Luego, en poco tiempo, se extendió por el mundo árabe, donde se perfeccionaron las técnicas del tostado y donde la bebida pasó a ser un brebaje intelectual y religioso. Cerca de 1510 las cafeterías se habían expandido desde el norte de África hasta El Cairo y La Meca, las grandes capitales islámicas, haciendo que todas las clases sociales gustaran de esta bebida y para 1570 ya había más 600 puestos en Constantinopla, que eran pequeñas casetas que ofrecían el servicio para llevar.  Así que este hábito de los últimos años impulsado por Starbucks en el mundo, en realidad es el más antiguo. Y el aparentemente actual concepto de "café para llevar", es una vuelta a los orígenes.  
La costumbre de tomar café en lugares públicos, sentados para la tertulia, comenzó poco después. Las casas de café eran establecimientos que ofrecían mesas en jardines, mobiliario elegante, cantantes y bailarines. Haciendo una elipsis temporal que incluye su prohibición en el mundo islámico, fue en la Viena imperial, hace ya varios siglos, el inicio del recorrido de este ritual que después pasó a extenderse por Europa.

El nuevo mundo, la vieja bebida
La segunda inyección de cafeína vino al país con los inmigrantes italianos y españoles a principio del siglo XX y ya se quedó para siempre, aunque con los giros y adaptaciones locales. Es nuestro y sólo nuestra la usanza de que el pocillo llegue con un vaso de agua mineral y un par de galletitas, por ejemplo. Y aunque no es la bebida nacional oficial argentina, el consumo de café en el país se fue volviendo un persistente y refinado arte.
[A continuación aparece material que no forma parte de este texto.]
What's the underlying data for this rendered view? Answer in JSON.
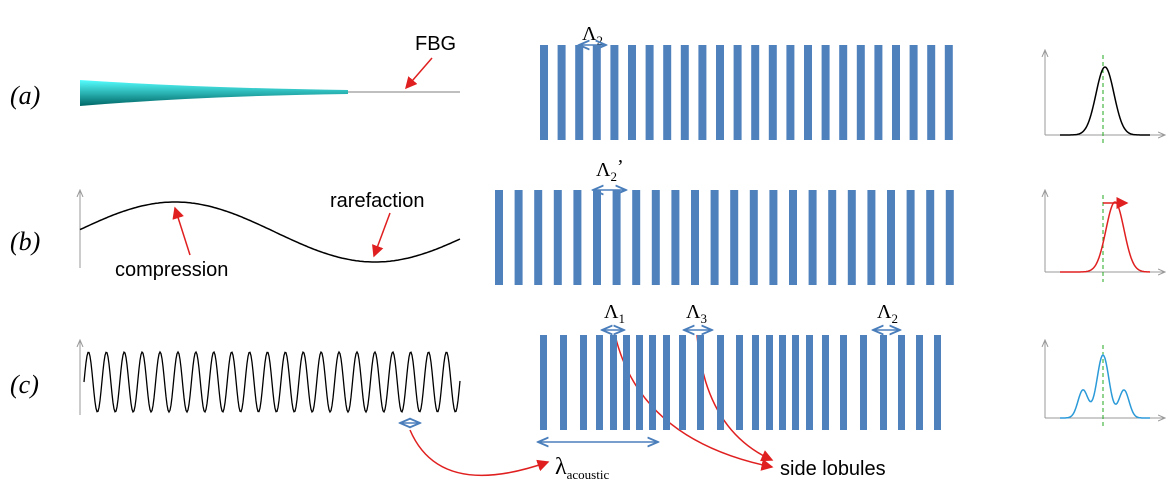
{
  "rows": [
    {
      "label": "(a)"
    },
    {
      "label": "(b)"
    },
    {
      "label": "(c)"
    }
  ],
  "annotations": {
    "fbg": "FBG",
    "rarefaction": "rarefaction",
    "compression": "compression",
    "side_lobules": "side lobules"
  },
  "periods": [
    {
      "symbol": "Λ",
      "subscript": "2"
    },
    {
      "symbol": "Λ",
      "subscript": "2",
      "prime": "’"
    },
    {
      "symbol": "Λ",
      "subscript": "1"
    },
    {
      "symbol": "Λ",
      "subscript": "3"
    },
    {
      "symbol": "Λ",
      "subscript": "2"
    }
  ],
  "wavelength": {
    "symbol": "λ",
    "subscript": "acoustic"
  }
}
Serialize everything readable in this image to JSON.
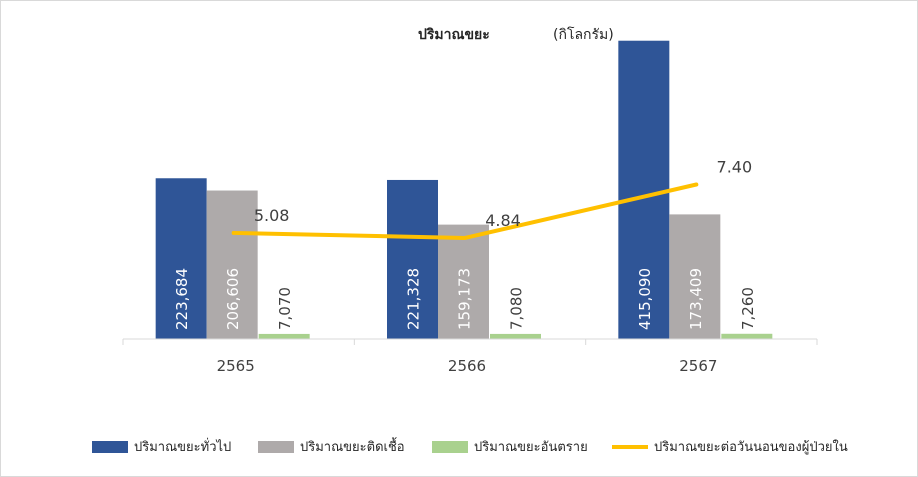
{
  "chart_data": {
    "type": "bar",
    "title": "ปริมาณขยะ",
    "unit": "(กิโลกรัม)",
    "categories": [
      "2565",
      "2566",
      "2567"
    ],
    "series": [
      {
        "name": "ปริมาณขยะทั่วไป",
        "values": [
          223684,
          221328,
          415090
        ],
        "labels": [
          "223,684",
          "221,328",
          "415,090"
        ],
        "color": "#2f5597"
      },
      {
        "name": "ปริมาณขยะติดเชื้อ",
        "values": [
          206606,
          159173,
          173409
        ],
        "labels": [
          "206,606",
          "159,173",
          "173,409"
        ],
        "color": "#aeaaaa"
      },
      {
        "name": "ปริมาณขยะอันตราย",
        "values": [
          7070,
          7080,
          7260
        ],
        "labels": [
          "7,070",
          "7,080",
          "7,260"
        ],
        "color": "#a9d18e"
      }
    ],
    "line_series": {
      "name": "ปริมาณขยะต่อวันนอนของผู้ป่วยใน",
      "values": [
        5.08,
        4.84,
        7.4
      ],
      "labels": [
        "5.08",
        "4.84",
        "7.40"
      ],
      "color": "#ffc000"
    },
    "bar_ylim": [
      0,
      430000
    ],
    "line_ylim": [
      0,
      14.8
    ],
    "legend_position": "bottom",
    "grid": false
  }
}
“A ver si nos juntamos para tomar un café”: la frase es un clásico que implica mucho más que beber café. Sirve para decir “hablemos”, para reencontrarse con alguien que hace mucho no se ve, como ritual cotidiano con amigos, colegas y hasta para uno mismo. Un café es pasar un rato en un bar. “El ritual porteño tiene mucho de tanguero y melancólico, como el porteño mismo. La ‘tercera ola del café’, como se define a esta corriente modernista, obliga a actualizar la oferta. Y redunda en una mejora de la experiencia”, explica Artusi.
Lejos de los jugos de paraguas o las porquerías instantáneas, los argentinos están acostumbrados al café bien preparado, casi siempre. Y cada vez más, durante los últimos 20 años, se va ampliando la oferta para el sibarita de la cafeína. Florecen las ofertas y variedades, están al alcance de la mano.
La costumbre general local es el café de Brasil y Colombia, aunque en los últimos tiempos se puede conseguir con facilidad infusiones hechas con granos que llegan desde Kenia, Jamaica, Ruanda o Sumatra, por citar algunos. “Buenos Aires todavía está muy lejos de otras grandes ciudades de hábito cafetero, como Nueva York, Seattle, Londres o Melbourne, pero sabe reinventarse y de a poco se pone a tono con sus ‘cuevas de café’, esas cafeterías especiales donde el barista es una autoridad y se bebe una ‘infusión de autor’”, explica Artusi.

Según marcan las normas internacionales, un buen café espresso debe tener el agua a una temperatura cercana a los 90 grados y espuma marroncita, brillante y con pequeñas burbujas. Los catadores expertos dicen que es mejor usar grano tostado, no torrado, y recomiendan tomar el vasito de agua antes, para limpiar las papilas gustativas, y no después.